The transportation of highly-temperature-sensitive pharmaceuticals and vaccines (hereinafter simply referred to as goods) is a major problem facing the distributers of those goods and the healthcare workers charged with administering those goods. If these goods are subjected to a temperature outside their acceptable temperature storage range, even for a short period of time, the goods will spoil. In some instances, spoiling will result in the goods being less effective than would otherwise be the case and in other instances, the goods may become dangerous to administer and they may represent a significant health risk to the intended recipient. Accordingly, it is essential that the distributers of the goods ensure that the goods are maintained within the desired temperature range from the time of production to the time of administration.
Once produced and prior to distribution to remote locations, the goods are stored at a central hub in an environmentally-controlled warehouse facility. In some cases, the goods are transported in environmentally-controlled vehicles to regional hubs where the goods are again stored in an environmentally-controlled warehouse facility before distribution. This part of the distribution chain is not seen as problematic. Of particular concern is the so-called “last mile” of the distribution chain where the goods are transported from a temperature-controlled facility to the location that they are to be administered. It is absolutely essential that the goods are maintained within their desired temperature range over the so-called “last mile”. In order to protect the goods over the last mile, they are often transported in portable temperature controlled containers.
The known temperature controlled containers typically comprise an insulated box constructed from polystyrene or other insulating material. The goods are carefully placed inside the box and the box is then often packed with ice (in hot climates) to keep the goods inside the insulated box cool. The goods are then transported over the “last mile” to the intended destination.
There are however, numerous problems with this solution. First of all, the temperature at which the goods are stored is not accurately controlled and there is no guarantee that the goods will be maintained within the desired temperature range. Secondly, it is difficult to determine precisely how much ice will be required for a given journey. If too much ice is packed into the container, the goods may freeze thereby spoiling the goods. On the other hand, if too little ice is packed into the container, the ice may have melted before the goods have been delivered and the goods may spoil prior to delivery. Thirdly, in some instances, the location will be very remote and may take several days to reach. In those instances it would be necessary to restock the ice on one or more occasions during the journey but this is often not possible. Furthermore, in those instances where the location is very remote, the container may experience significant variations in ambient temperature over the course of the journey, from extreme heat to extreme cold, and this is not addressed by the proposed solution.
There are however more complex solutions that involve the use of electromechanical systems to control the temperature of the goods in the portable container over the last mile. Electromechanical systems for refrigeration have existed for many years and while relatively efficient, they suffer from two main drawbacks. First of all, these systems are not considered to be particularly robust which makes it difficult for such systems to be reliable when exposed to the mechanical stresses experienced during journeys over rough terrain. Secondly, battery power must be relied upon and it is challenging to design lightweight, cost effective devices that will keep small quantities of product at correct temperatures for complete journey times. Generally speaking, many of the known designs that use electromechanical systems are too complex and therefore too expensive for the so-called “last mile” application addressed by this invention.
One device that has been proposed that attempts to address some of these problems is the device described in Chinese Patent Application No.
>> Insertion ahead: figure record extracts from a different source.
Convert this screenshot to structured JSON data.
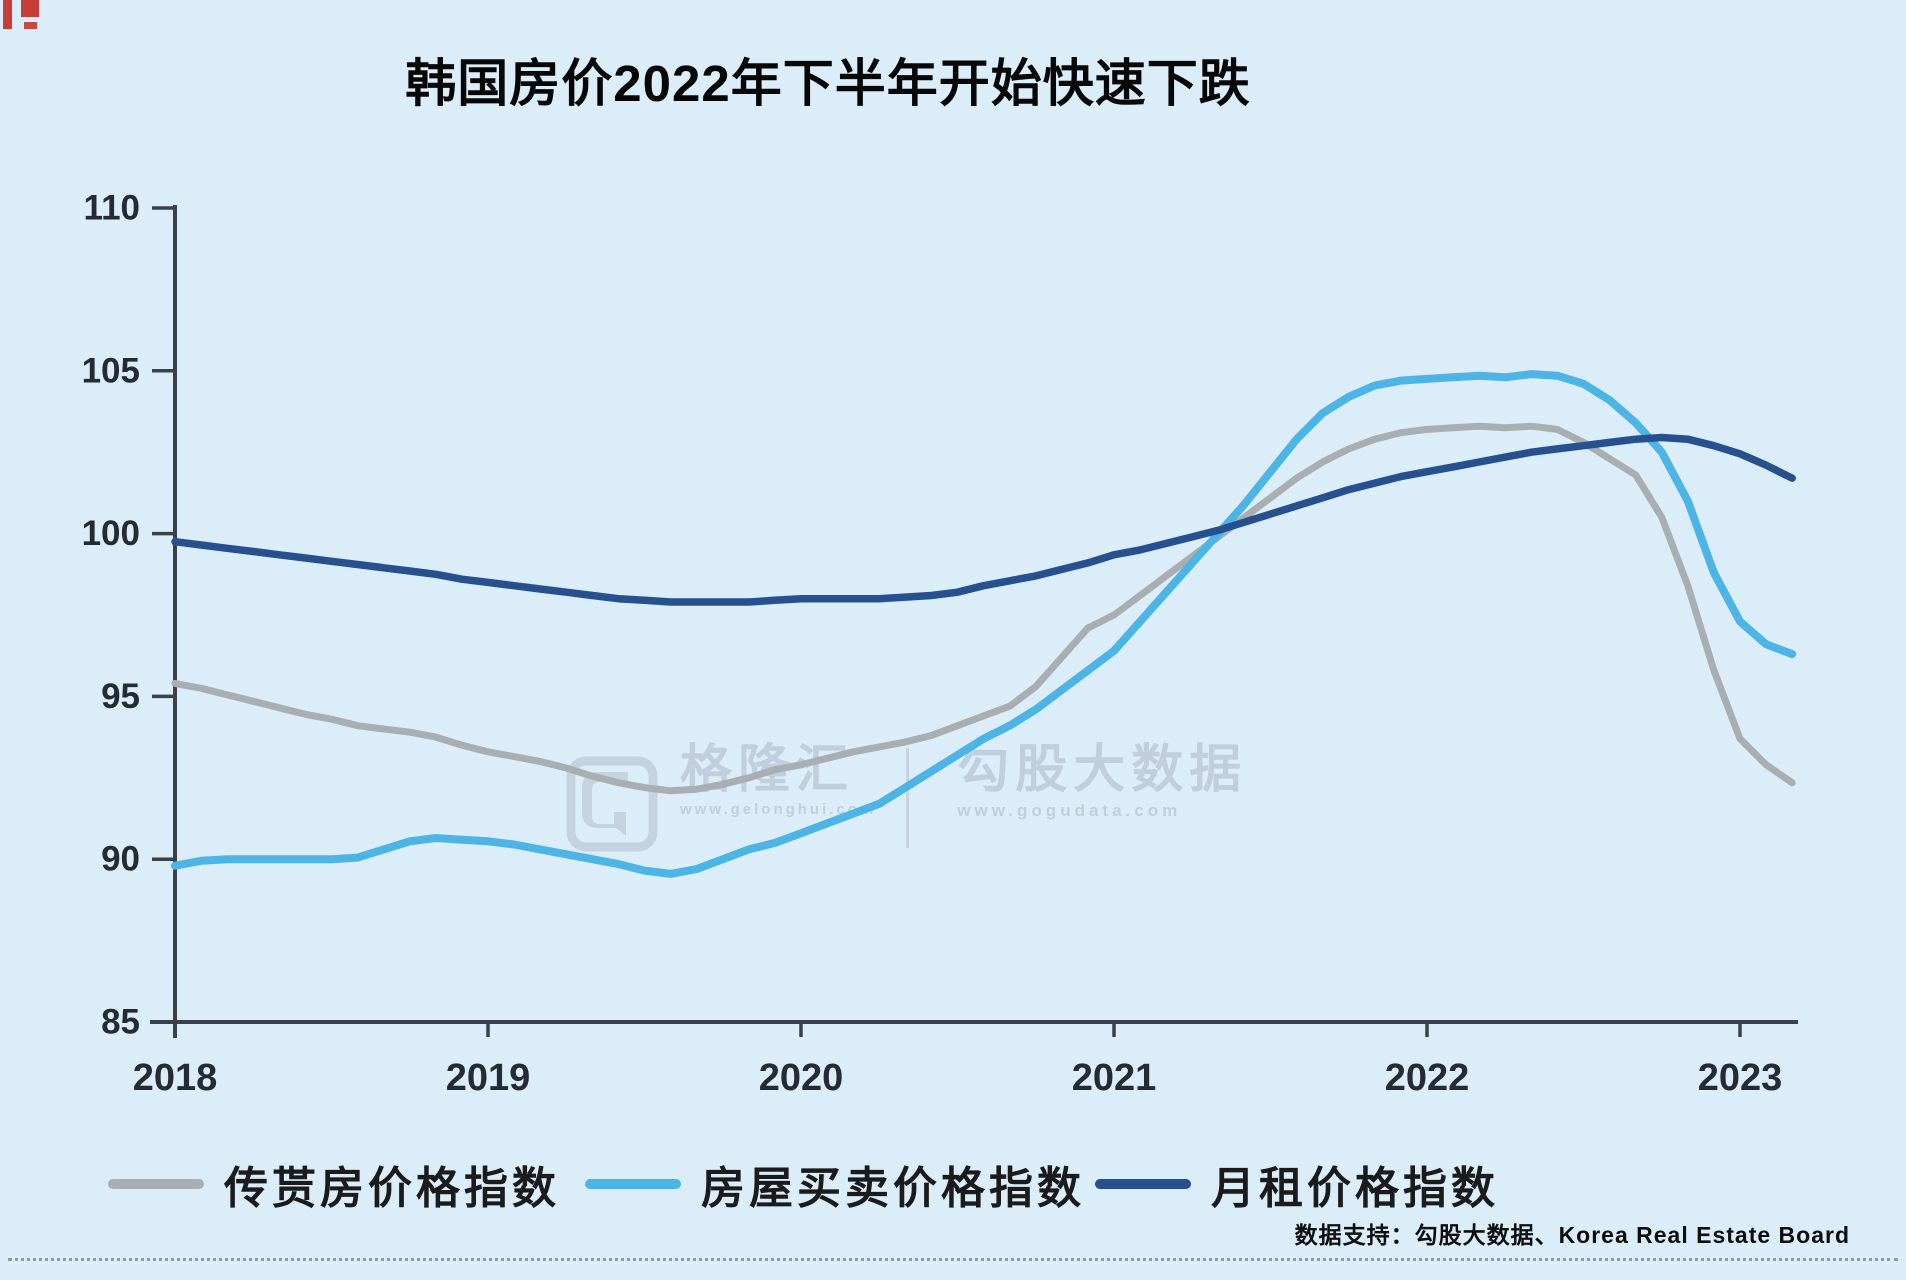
{
  "title": "韩国房价2022年下半年开始快速下跌",
  "watermark": {
    "brand": "格隆汇",
    "brand_url": "www.gelonghui.com",
    "partner": "勾股大数据",
    "partner_url": "www.gogudata.com"
  },
  "source_note": "数据支持：勾股大数据、Korea Real Estate Board",
  "legend": [
    {
      "label": "传贳房价格指数",
      "color": "#a9aeb2"
    },
    {
      "label": "房屋买卖价格指数",
      "color": "#4db5e6"
    },
    {
      "label": "月租价格指数",
      "color": "#27508f"
    }
  ],
  "chart_data": {
    "type": "line",
    "title": "韩国房价2022年下半年开始快速下跌",
    "xlabel": "",
    "ylabel": "",
    "x_ticks": [
      2018,
      2019,
      2020,
      2021,
      2022,
      2023
    ],
    "y_ticks": [
      85,
      90,
      95,
      100,
      105,
      110
    ],
    "xlim": [
      2018,
      2023.25
    ],
    "ylim": [
      85,
      110
    ],
    "grid": false,
    "legend_position": "bottom",
    "x_start_year": 2018,
    "x_step_months": 1,
    "series": [
      {
        "name": "传贳房价格指数",
        "color": "#a9aeb2",
        "width": 7,
        "values": [
          95.4,
          95.25,
          95.05,
          94.85,
          94.65,
          94.45,
          94.3,
          94.1,
          94.0,
          93.9,
          93.75,
          93.5,
          93.3,
          93.15,
          93.0,
          92.8,
          92.55,
          92.35,
          92.2,
          92.1,
          92.15,
          92.3,
          92.5,
          92.75,
          92.9,
          93.1,
          93.3,
          93.45,
          93.6,
          93.8,
          94.1,
          94.4,
          94.7,
          95.3,
          96.2,
          97.1,
          97.5,
          98.1,
          98.7,
          99.3,
          99.9,
          100.5,
          101.1,
          101.7,
          102.2,
          102.6,
          102.9,
          103.1,
          103.2,
          103.25,
          103.3,
          103.25,
          103.3,
          103.2,
          102.8,
          102.3,
          101.8,
          100.5,
          98.4,
          95.8,
          93.7,
          92.9,
          92.35
        ]
      },
      {
        "name": "房屋买卖价格指数",
        "color": "#4db5e6",
        "width": 8,
        "values": [
          89.8,
          89.95,
          90.0,
          90.0,
          90.0,
          90.0,
          90.0,
          90.05,
          90.3,
          90.55,
          90.65,
          90.6,
          90.55,
          90.45,
          90.3,
          90.15,
          90.0,
          89.85,
          89.65,
          89.55,
          89.7,
          90.0,
          90.3,
          90.5,
          90.8,
          91.1,
          91.4,
          91.7,
          92.2,
          92.7,
          93.2,
          93.7,
          94.1,
          94.6,
          95.2,
          95.8,
          96.4,
          97.3,
          98.2,
          99.1,
          100.0,
          100.9,
          101.9,
          102.9,
          103.7,
          104.2,
          104.55,
          104.7,
          104.75,
          104.8,
          104.85,
          104.8,
          104.9,
          104.85,
          104.6,
          104.1,
          103.4,
          102.5,
          101.0,
          98.8,
          97.3,
          96.6,
          96.3
        ]
      },
      {
        "name": "月租价格指数",
        "color": "#27508f",
        "width": 7.5,
        "values": [
          99.75,
          99.65,
          99.55,
          99.45,
          99.35,
          99.25,
          99.15,
          99.05,
          98.95,
          98.85,
          98.75,
          98.6,
          98.5,
          98.4,
          98.3,
          98.2,
          98.1,
          98.0,
          97.95,
          97.9,
          97.9,
          97.9,
          97.9,
          97.95,
          98.0,
          98.0,
          98.0,
          98.0,
          98.05,
          98.1,
          98.2,
          98.4,
          98.55,
          98.7,
          98.9,
          99.1,
          99.35,
          99.5,
          99.7,
          99.9,
          100.1,
          100.35,
          100.6,
          100.85,
          101.1,
          101.35,
          101.55,
          101.75,
          101.9,
          102.05,
          102.2,
          102.35,
          102.5,
          102.6,
          102.7,
          102.8,
          102.9,
          102.95,
          102.9,
          102.7,
          102.45,
          102.1,
          101.7
        ]
      }
    ]
  }
}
CN103075856 in the name of Shanghai Polytechnic University. This device proposes to use a semiconductor cooling system and insulation comprising copper tubes filed with a phase changing material that will keep the contents cool when the semiconductor cooling system is not operational. Another device known to the applicant is GB2501223 in the name of Mars Incorporated. GB2501223 describes a cool storage cabinet used for storing chocolate in hot climates that has a thermoelectric cooling device and a phase change material. The phase change material is used to keep the contents of the cabinet cool during power outages when the thermoelectric cooling device is not operational.
It is an object of the present invention to provide a portable temperature controlled container that overcomes at least some of the problems with the known devices. It is a further object of the present invention to provide a useful choice to the consumer.